If you do decide to leave (and if you need help with the above), know that there are wonderful resources out there for you. A website called loveisrespect.org can help you come up with a safety plan. Do you have access to your own bank account to which he does not have access? Do you know where all your important documents and possessions are? Do you have pets or childcare to worry about? Can you reach out to family and friends here? What I would suggest is telling them that you need to escape and that you do not want to discuss all the details just yet; they can help execute that safety plan. Perhaps someone has a couch you can crash on? It’s okay to ask for help here!
Since you own the house, it’s best if you stay and he leaves; it’s yours, after all, and legally speaking, you are responsible for it. That being said, does he have proof of residence, such as having his name on the mortgage, bills or bank statements with his name and your address, or anything from an official government office like the IRS, Unemployment, etc.? I ask because these are ways to establish residency, so if you want to break up with him, then you may need to serve an eviction notice if he won’t leave peacefully. In order to facilitate this process, I recommend keeping documentation of his abuse on hand so that you have a paper trail. This will make it easier for people (especially law enforcement) to help you. I strongly suggest reaching out to a local domestic violence shelter or even the police for more assistance. If necessary, perhaps the police can come to your house to remove him and get his stuff out, too.

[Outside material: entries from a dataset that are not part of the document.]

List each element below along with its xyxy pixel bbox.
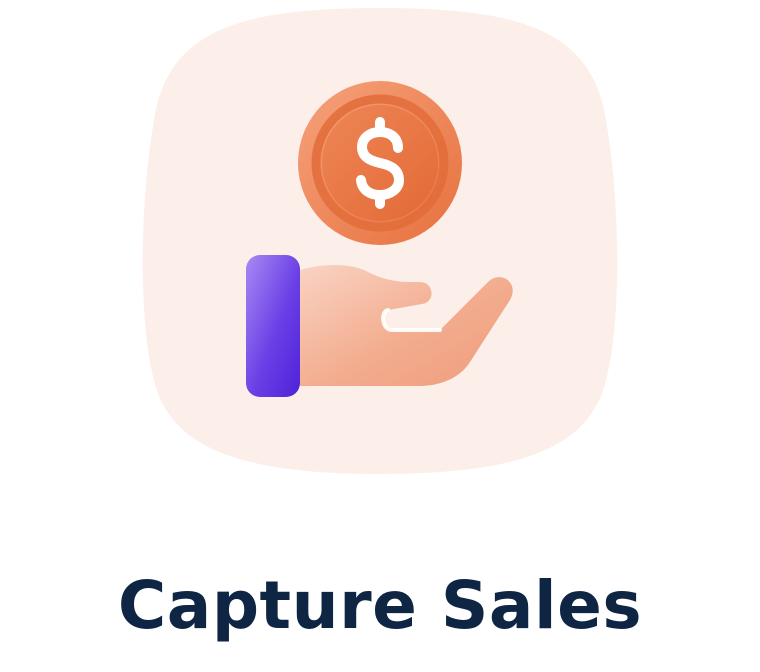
card-title: Capture Sales — [117, 567, 643, 644]
dollar-sign-icon — [356, 117, 404, 209]
dollar-coin-icon — [298, 81, 462, 245]
sleeve-cuff — [246, 255, 300, 397]
hand-holding-coin-illustration — [142, 8, 618, 474]
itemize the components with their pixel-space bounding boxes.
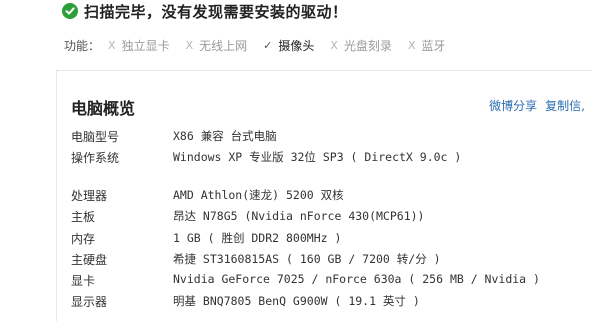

I know that you might be worrying about an outburst by trying to break up with him, so the best thing you can do is be prepared. I would even be prepared if he tries laying on each of the parts of the FOG. He may have an outburst, lay on the guilt (and obligation) over ending the engagement, or threaten self-harm. It is best to anticipate it, but not argue over it. What I also recommend is putting together a plan for the aftermath; he will likely not go quietly and may not stay away. Look back at loveisrespect and read up on stalking as he may resort to that. Perhaps this is a good time to put up some security cameras outside, take any important documents or valuables and placing them temporarily in the care of a loved one (or the safety deposit box of a bank he has no access to).
I know this is hard to hear and it sounds like a lot to ask of you, but the truth is that you deserve better than to live in fear all day every day; you deserve a partner who doesn’t need you holding their hand through learning how to be a decent human being. You are not responsible for the dysfunction of others. Above all, please stay safe, whatever you decide to do.